The case for refuge chambers: falling on deaf ears

So, back to the solutions on offer. Of the report’s 100 pages (not including appendices), only 2 – 3 pages cover the potential for change-over-stations and/or refuge chambers. The rate and manner in which they are dismissed as a viable solution is quite frankly staggering.

Firstly, we hear the same tried and trusted line about fundamental differences between the hard rock and coal industries when it comes to rescue philosophy (with coal, the idea is to get out rather than sit and await rescue).

Any refuge chamber manufacturer operating in the coal industry will tell you to use the chamber primarily as a staging post: changeover your SCSR’s, gather intelligence on the path ahead, ensure you and the other miners are ready – and move outbye. Only stay if escape is impossible. This simple message is understood loud and clear in the US, China and virtually every other major coal producing country in the world. Is the report suggesting that Australian miners somehow just won’t get it?

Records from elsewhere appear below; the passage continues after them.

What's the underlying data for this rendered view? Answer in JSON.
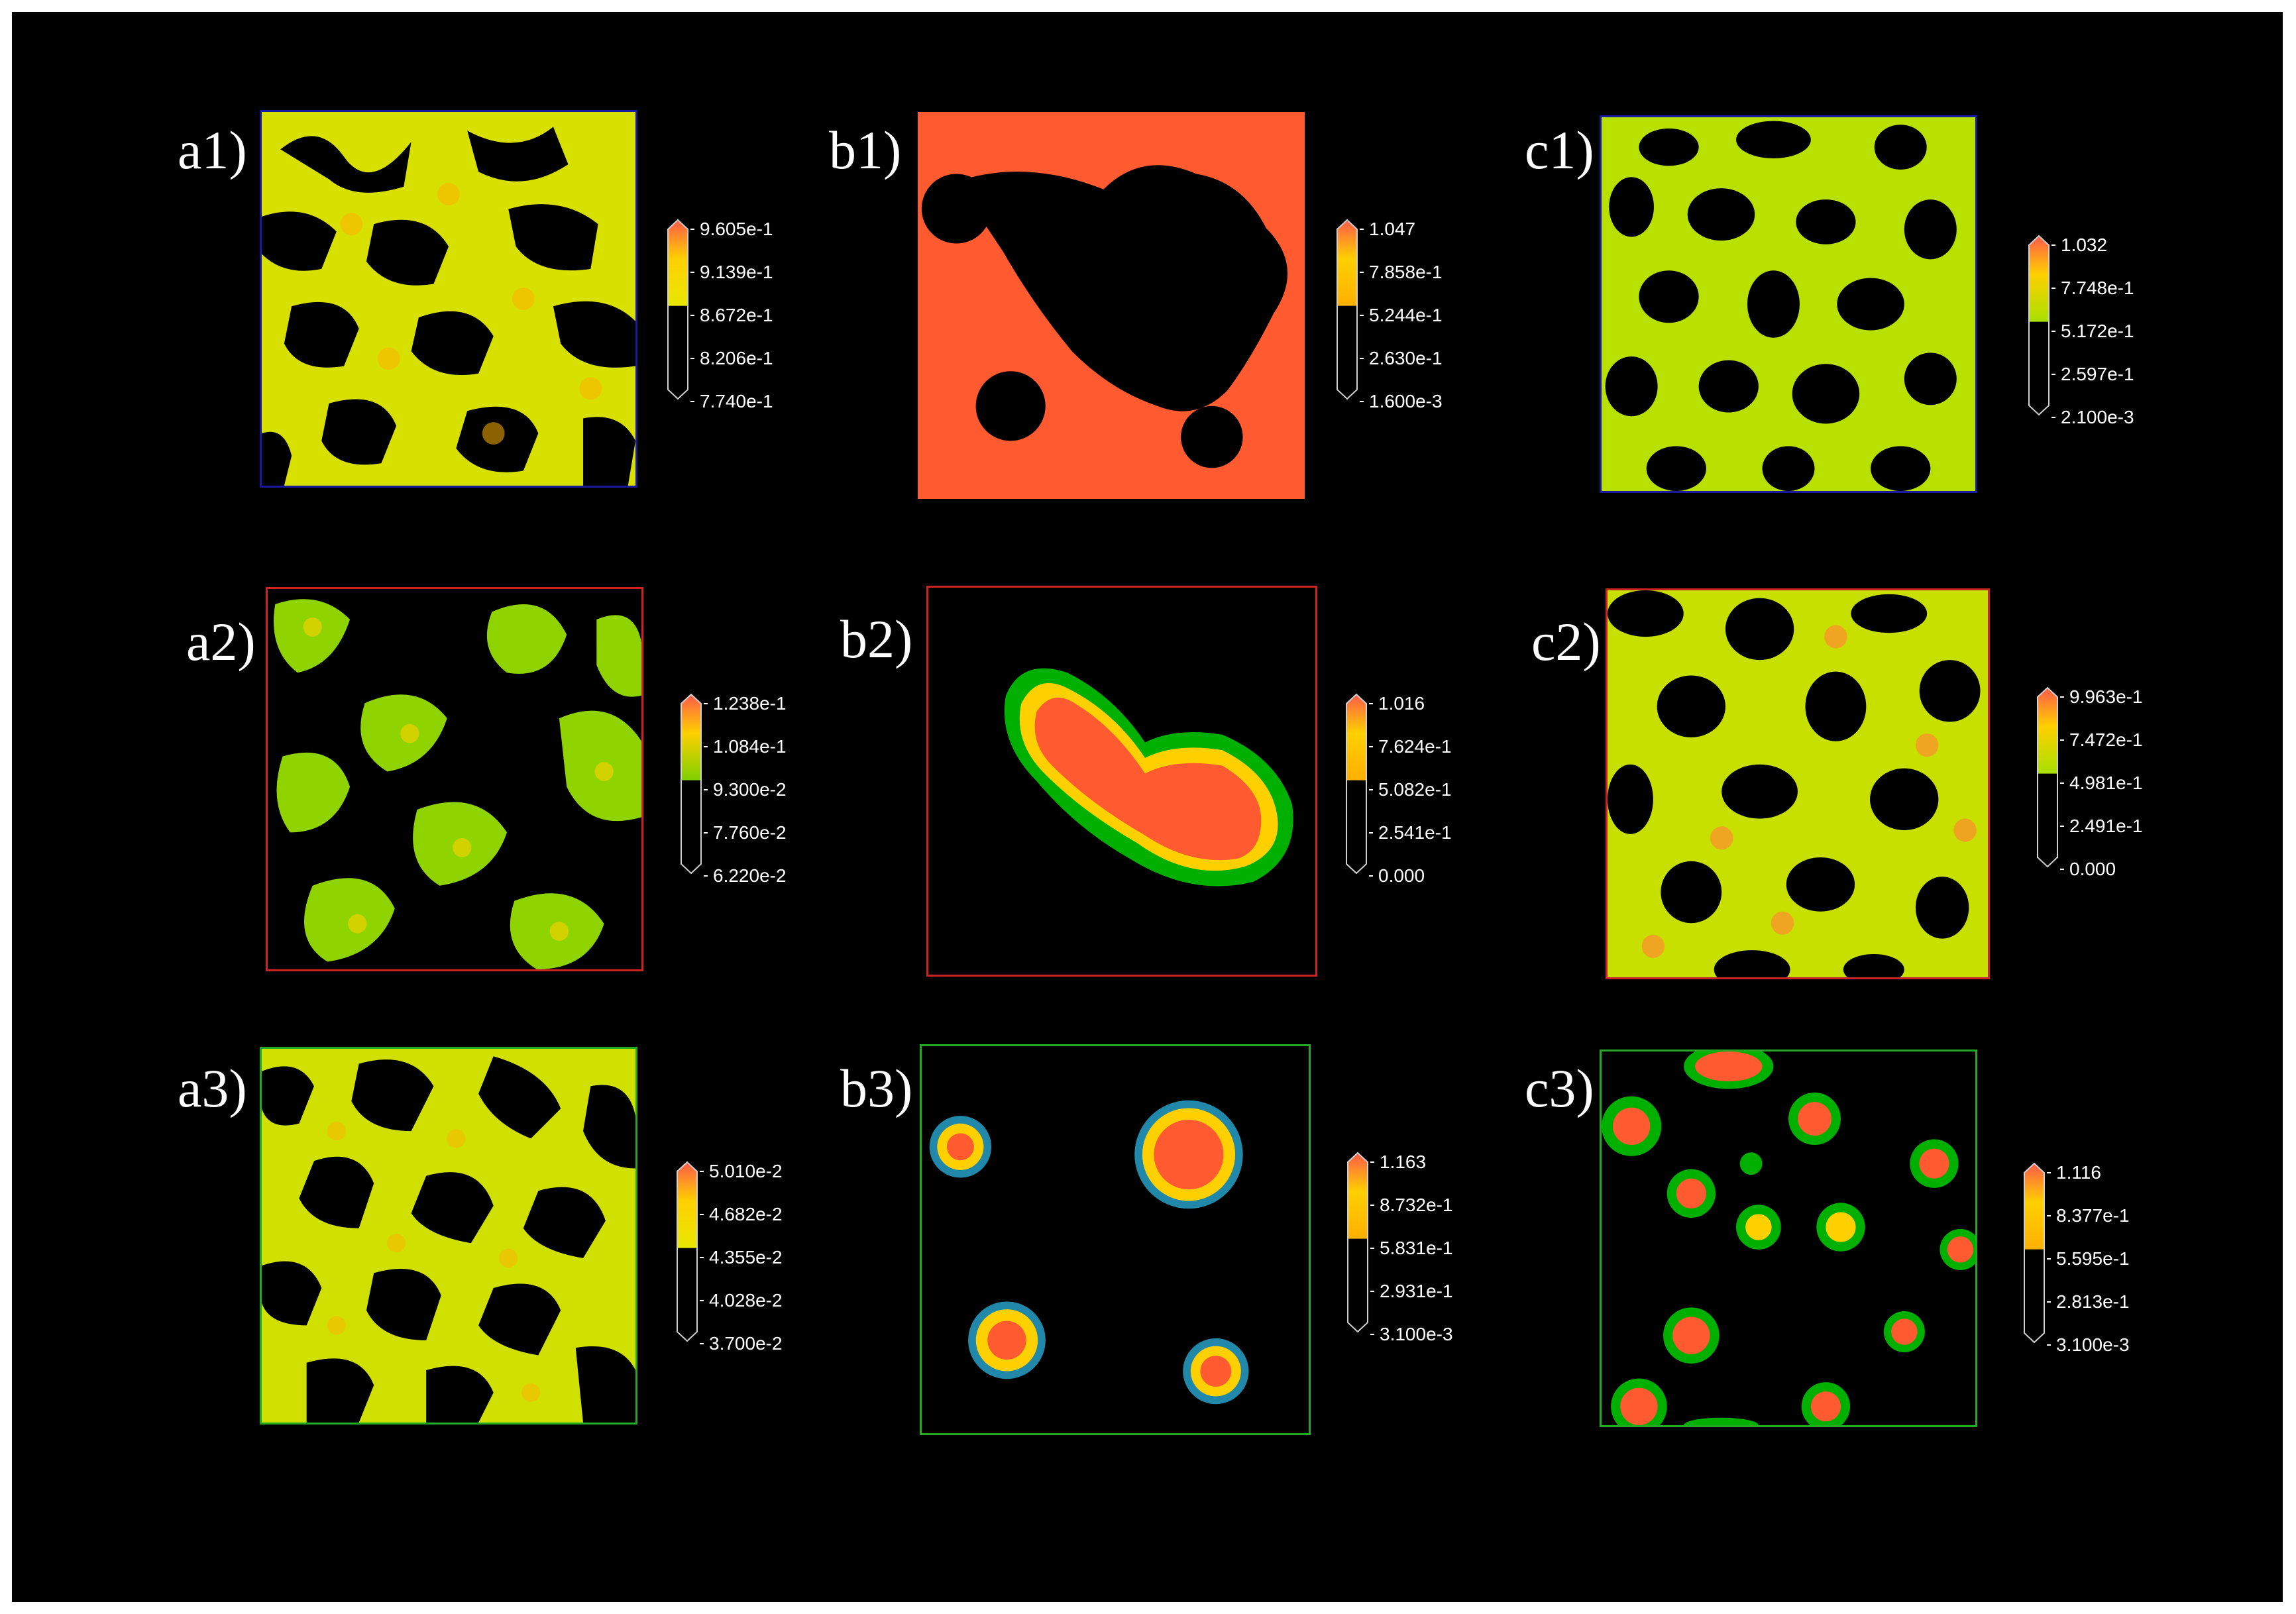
{
  "figure": {
    "background": "#000000",
    "colormap": [
      "#2266aa",
      "#00b000",
      "#7fe000",
      "#ffff00",
      "#ffb000",
      "#ff5030"
    ],
    "panels": [
      {
        "label": "a1)",
        "border": "#1a1aa0",
        "fill": "yellow",
        "pattern": "labyrinth",
        "ticks": [
          "9.605e-1",
          "9.139e-1",
          "8.672e-1",
          "8.206e-1",
          "7.740e-1"
        ]
      },
      {
        "label": "b1)",
        "border": "#000000",
        "fill": "red",
        "pattern": "red-field-black-voids",
        "ticks": [
          "1.047",
          "7.858e-1",
          "5.244e-1",
          "2.630e-1",
          "1.600e-3"
        ]
      },
      {
        "label": "c1)",
        "border": "#1a1aa0",
        "fill": "yellowgreen",
        "pattern": "holes",
        "ticks": [
          "1.032",
          "7.748e-1",
          "5.172e-1",
          "2.597e-1",
          "2.100e-3"
        ]
      },
      {
        "label": "a2)",
        "border": "#cc2222",
        "fill": "green",
        "pattern": "blobs",
        "ticks": [
          "1.238e-1",
          "1.084e-1",
          "9.300e-2",
          "7.760e-2",
          "6.220e-2"
        ]
      },
      {
        "label": "b2)",
        "border": "#cc2222",
        "fill": "red",
        "pattern": "single-droplet",
        "ticks": [
          "1.016",
          "7.624e-1",
          "5.082e-1",
          "2.541e-1",
          "0.000"
        ]
      },
      {
        "label": "c2)",
        "border": "#cc2222",
        "fill": "yellowgreen",
        "pattern": "holes",
        "ticks": [
          "9.963e-1",
          "7.472e-1",
          "4.981e-1",
          "2.491e-1",
          "0.000"
        ]
      },
      {
        "label": "a3)",
        "border": "#22aa22",
        "fill": "yellow",
        "pattern": "labyrinth",
        "ticks": [
          "5.010e-2",
          "4.682e-2",
          "4.355e-2",
          "4.028e-2",
          "3.700e-2"
        ]
      },
      {
        "label": "b3)",
        "border": "#22aa22",
        "fill": "red",
        "pattern": "four-droplets",
        "ticks": [
          "1.163",
          "8.732e-1",
          "5.831e-1",
          "2.931e-1",
          "3.100e-3"
        ]
      },
      {
        "label": "c3)",
        "border": "#22aa22",
        "fill": "red",
        "pattern": "many-droplets",
        "ticks": [
          "1.116",
          "8.377e-1",
          "5.595e-1",
          "2.813e-1",
          "3.100e-3"
        ]
      }
    ]
  }
}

The report then flags concerns regarding ongoing relocation of refuge chambers and COS when faced with a fast moving working panel, going on to state the time, cost and potential damage during the relocation are always of serious concern to the mine operator. By the time I got to this section I started to wonder when the author had last seen a refuge chamber. MineARC’s chambers, for example, are highly portable, built to take significant blast pressure, withstand flash fires and survive the rough and tumble of the mine environment.

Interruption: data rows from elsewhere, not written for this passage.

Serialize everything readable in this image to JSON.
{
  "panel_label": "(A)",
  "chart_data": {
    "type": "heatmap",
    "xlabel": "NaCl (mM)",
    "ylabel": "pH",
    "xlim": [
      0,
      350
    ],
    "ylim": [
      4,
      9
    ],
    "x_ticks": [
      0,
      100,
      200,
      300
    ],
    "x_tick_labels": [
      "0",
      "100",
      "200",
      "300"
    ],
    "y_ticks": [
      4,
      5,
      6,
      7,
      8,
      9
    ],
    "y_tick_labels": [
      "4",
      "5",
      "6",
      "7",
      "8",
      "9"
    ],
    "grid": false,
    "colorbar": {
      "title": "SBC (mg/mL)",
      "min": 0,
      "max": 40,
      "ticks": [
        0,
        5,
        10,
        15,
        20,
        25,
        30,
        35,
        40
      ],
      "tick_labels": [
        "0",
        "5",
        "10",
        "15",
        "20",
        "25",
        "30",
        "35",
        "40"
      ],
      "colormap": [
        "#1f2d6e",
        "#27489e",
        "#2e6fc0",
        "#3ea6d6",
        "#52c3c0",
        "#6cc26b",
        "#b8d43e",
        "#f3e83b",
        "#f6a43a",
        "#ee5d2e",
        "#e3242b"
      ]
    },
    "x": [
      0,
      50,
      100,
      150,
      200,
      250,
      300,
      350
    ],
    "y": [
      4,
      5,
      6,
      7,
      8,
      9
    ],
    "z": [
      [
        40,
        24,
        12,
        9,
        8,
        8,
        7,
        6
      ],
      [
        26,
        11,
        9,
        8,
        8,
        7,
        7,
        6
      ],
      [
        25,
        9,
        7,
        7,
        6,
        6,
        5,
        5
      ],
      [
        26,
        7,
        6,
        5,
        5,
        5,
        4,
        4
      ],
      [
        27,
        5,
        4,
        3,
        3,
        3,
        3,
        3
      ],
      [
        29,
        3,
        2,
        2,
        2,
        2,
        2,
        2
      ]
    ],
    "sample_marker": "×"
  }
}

What’s happened since this report was published?

It’s been five years since the DME acknowledged the seriousness of the issue regarding SCSR changeovers and commissioned this report. In the time since the report was published, to the best of our knowledge not a single thing has been done. If the personal changeover enclosure was their serious solution to the problem, we’ve never seen one underground. Have you?

There have been no changes in regulations, no specific directions given in safety bulletins and no requests to manufacturers. The report itself, rather than being widespread, well read and freely available, was difficult to find and, having been found, was available to purchase for AU$ 44.00 with an interesting twist: the online application to purchase required me to answer the question “how would my receiving this document benefit the QLD Coal Industry?” Surely a better question would be “how is it benefitting the QLD Coal Industry to keep the document in an obscure location and charge for its purchase?”

The bottom line

Allow me to close by saying this. I have a lot of sympathy for the Australian coal industry at present. Since first attempting to address the resistance to refuge chambers and COS, it is my belief now that it all boils down to one clear issue: cost. Not differing escape philosophies, not maintenance or procedural challenges, but cost – pure and simple.

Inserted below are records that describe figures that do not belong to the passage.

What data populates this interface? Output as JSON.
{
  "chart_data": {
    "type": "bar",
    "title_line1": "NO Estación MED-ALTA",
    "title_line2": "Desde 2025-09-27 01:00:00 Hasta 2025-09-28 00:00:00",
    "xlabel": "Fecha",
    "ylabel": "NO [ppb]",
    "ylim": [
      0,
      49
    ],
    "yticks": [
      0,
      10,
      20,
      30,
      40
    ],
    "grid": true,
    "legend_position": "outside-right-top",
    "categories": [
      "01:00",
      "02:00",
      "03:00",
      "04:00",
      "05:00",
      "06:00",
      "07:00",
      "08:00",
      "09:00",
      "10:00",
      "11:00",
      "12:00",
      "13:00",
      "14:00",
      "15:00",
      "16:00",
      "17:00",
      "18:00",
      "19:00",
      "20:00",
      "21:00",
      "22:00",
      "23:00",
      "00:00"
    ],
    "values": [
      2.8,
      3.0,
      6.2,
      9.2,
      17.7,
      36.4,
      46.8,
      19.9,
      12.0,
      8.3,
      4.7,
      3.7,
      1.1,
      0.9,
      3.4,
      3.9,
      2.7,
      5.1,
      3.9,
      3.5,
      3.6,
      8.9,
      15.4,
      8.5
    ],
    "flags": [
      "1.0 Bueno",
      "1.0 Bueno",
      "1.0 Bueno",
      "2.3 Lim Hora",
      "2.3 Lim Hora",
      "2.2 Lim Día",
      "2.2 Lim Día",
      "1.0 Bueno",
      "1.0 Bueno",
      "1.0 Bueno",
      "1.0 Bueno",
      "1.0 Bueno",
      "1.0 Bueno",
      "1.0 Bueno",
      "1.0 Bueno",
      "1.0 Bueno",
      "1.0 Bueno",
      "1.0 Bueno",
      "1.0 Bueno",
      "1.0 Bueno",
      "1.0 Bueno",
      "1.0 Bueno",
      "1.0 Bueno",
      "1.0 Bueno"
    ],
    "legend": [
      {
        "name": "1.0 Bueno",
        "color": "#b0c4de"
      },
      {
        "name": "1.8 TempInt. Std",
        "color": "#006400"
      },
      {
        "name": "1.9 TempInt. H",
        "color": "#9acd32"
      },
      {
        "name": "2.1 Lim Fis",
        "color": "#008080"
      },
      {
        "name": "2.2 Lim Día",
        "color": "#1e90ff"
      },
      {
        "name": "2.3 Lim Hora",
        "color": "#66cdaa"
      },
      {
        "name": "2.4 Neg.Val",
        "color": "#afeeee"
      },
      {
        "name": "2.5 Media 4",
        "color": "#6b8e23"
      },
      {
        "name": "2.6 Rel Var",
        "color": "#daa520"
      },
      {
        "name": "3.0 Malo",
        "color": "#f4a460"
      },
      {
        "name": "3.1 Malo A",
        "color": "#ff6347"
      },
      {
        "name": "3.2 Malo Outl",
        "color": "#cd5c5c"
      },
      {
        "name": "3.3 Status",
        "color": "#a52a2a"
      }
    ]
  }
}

There is no disputing the coal industry is doing it tough at the moment. In the US, China, the UK and other countries, refuge chamber legislation has been passed over the years, which by proxy has also resolved the issue of providing a safe-haven for SCSR changeovers. In contrast the cost of refuge/COS has never been factored in and absorbed within the Australian coal community. How do they afford now to address the issue faced with higher production costs and lowering demand?

Perhaps it’s time the DME and other government authorities step in and provide some direction to mine operators.

The Chinese Government passed legislation that saw a compulsory Yuan figure placed on every tonne of coal sold to cover the cost of safety reforms, including placing refuge chambers in all underground mines. Total production of raw black coal in Australia for FY2010/11 was 405 million t. A 10 cent/t allowance would generate AU$ 40 million for new safety measures.

Faced with the Simtars report, the governing bodies should at the very least be encouraging mine operators to meet with manufacturers to find a solution that reduces cost without reducing safety.

Paul Medcraft is the Australasian business development manager at MineARC. The views expressed are those of the author.